Do you agree with Suarez that people are placing too much importance on this incident? If you were Uruguay’s coach or one of their players, what would you say to Suarez? When one person “goes rogue” in a group, how can it affect the group as a whole?

Why do people tend to justify the bad behavior of their friends and associates? When you really care about someone, is it better to defend them or to encourage them to straighten up? Explain.

Besides athletic competitions, what are some other times when emotion tends to trump reason? Do you think that’s more likely to happen to younger people than to older people? Why or why not?

How much self-control do you usually have? What frustrations push you to the breaking point, and how do you try to rein in those feelings?

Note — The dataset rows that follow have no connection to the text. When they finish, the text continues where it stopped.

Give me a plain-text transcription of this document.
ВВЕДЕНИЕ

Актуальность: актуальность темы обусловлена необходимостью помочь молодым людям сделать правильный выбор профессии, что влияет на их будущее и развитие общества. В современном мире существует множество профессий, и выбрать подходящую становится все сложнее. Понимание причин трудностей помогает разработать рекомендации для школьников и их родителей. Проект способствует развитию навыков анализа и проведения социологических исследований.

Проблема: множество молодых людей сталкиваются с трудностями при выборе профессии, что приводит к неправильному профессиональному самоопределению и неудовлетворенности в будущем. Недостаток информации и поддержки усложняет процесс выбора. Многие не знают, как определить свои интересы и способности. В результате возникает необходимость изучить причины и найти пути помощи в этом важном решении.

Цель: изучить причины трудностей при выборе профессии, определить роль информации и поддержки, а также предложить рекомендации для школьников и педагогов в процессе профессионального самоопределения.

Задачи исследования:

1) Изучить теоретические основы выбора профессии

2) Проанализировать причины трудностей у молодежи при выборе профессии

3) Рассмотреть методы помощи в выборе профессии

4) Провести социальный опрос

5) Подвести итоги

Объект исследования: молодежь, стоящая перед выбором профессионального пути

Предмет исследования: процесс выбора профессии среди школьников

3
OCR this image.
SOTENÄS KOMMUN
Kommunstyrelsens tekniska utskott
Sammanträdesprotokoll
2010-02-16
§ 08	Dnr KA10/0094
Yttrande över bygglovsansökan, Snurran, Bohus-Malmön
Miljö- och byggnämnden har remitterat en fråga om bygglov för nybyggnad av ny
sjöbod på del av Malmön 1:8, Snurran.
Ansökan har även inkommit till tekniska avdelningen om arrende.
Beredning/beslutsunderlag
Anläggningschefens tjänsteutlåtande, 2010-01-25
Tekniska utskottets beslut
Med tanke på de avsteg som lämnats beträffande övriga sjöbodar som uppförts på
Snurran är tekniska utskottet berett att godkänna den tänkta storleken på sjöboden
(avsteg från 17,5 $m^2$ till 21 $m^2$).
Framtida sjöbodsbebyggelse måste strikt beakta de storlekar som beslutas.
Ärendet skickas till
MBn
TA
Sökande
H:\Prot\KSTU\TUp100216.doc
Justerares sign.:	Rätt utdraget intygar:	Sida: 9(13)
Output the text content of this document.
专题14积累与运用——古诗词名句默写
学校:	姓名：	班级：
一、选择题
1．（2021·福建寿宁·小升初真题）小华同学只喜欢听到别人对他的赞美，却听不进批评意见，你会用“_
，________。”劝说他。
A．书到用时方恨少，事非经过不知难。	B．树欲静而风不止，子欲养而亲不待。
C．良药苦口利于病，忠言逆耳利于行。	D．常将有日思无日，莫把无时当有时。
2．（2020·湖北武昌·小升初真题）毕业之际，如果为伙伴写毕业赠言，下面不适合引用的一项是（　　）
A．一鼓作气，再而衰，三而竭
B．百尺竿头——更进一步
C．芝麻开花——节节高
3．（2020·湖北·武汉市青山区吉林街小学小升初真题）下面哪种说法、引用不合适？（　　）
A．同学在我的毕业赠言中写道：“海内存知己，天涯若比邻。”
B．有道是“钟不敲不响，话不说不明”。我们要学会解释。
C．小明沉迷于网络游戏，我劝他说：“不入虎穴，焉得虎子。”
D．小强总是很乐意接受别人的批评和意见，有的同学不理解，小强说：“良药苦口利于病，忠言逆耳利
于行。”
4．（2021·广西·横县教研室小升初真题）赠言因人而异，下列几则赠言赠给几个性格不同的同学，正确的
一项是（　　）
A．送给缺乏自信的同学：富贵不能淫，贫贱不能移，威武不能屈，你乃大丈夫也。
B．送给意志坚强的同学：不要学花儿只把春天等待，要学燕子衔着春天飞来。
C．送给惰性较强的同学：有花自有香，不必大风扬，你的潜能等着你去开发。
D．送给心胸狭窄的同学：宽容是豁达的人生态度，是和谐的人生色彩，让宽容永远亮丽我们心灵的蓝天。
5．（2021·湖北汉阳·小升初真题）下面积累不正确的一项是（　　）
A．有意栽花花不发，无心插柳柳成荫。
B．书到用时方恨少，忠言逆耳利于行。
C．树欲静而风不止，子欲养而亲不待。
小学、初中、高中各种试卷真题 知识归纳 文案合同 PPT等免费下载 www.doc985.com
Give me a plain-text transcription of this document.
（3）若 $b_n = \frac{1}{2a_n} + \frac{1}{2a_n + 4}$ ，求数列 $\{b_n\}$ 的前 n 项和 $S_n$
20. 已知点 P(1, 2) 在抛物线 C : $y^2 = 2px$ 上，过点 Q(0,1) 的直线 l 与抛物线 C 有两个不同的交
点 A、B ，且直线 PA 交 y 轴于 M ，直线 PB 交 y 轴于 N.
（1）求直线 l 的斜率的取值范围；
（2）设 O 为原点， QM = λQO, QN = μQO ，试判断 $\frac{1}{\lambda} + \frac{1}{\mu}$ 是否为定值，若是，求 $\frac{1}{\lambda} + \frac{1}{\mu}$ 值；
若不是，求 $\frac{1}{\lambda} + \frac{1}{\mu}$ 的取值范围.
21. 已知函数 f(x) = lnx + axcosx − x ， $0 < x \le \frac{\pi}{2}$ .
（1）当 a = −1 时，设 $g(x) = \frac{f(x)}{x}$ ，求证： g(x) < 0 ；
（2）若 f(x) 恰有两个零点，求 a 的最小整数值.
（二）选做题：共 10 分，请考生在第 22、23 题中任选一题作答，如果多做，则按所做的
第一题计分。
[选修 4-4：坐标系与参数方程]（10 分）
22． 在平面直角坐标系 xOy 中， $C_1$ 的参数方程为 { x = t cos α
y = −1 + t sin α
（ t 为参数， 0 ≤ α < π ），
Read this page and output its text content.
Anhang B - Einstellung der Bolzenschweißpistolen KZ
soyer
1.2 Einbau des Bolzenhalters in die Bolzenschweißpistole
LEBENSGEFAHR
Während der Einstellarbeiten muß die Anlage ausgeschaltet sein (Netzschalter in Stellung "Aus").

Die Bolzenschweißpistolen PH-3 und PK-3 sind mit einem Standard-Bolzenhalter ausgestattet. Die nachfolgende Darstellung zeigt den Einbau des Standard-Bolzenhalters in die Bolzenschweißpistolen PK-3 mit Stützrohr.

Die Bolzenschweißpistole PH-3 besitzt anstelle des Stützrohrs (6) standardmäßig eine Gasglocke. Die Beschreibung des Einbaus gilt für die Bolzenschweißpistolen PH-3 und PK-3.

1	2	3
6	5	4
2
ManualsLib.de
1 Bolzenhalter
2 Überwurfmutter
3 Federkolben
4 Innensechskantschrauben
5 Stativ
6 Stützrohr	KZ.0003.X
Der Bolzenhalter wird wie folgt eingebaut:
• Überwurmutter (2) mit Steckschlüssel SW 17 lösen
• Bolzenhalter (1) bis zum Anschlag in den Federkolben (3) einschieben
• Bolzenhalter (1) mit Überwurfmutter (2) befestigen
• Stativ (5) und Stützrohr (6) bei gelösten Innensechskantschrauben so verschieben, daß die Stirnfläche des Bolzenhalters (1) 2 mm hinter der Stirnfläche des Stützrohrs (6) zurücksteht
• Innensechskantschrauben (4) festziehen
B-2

Why do you think the Bible includes self-control as a fruit of the Spirit, along with more obvious things, such as love and joy? What can our self-control—or lack of it—convey to other people about Jesus? about our faith?

Why do we often do what we don’t want to do, and vice versa? As sinful humans, is there any way to get around that contradiction? If so, explain.

In what ways is the Christian life like a race or a sporting event? As you grow up, do you expect that following Jesus will get easier or more difficult? Explain. How can you set a good foundation now for your faith journey in the future?

Scripture links: Proverbs 25:28; Romans 7:15-20; 1 Corinthians 9:24-27; Galatians 5:22-23; Titus 2:11-15; and 2 Peter 1:5-11.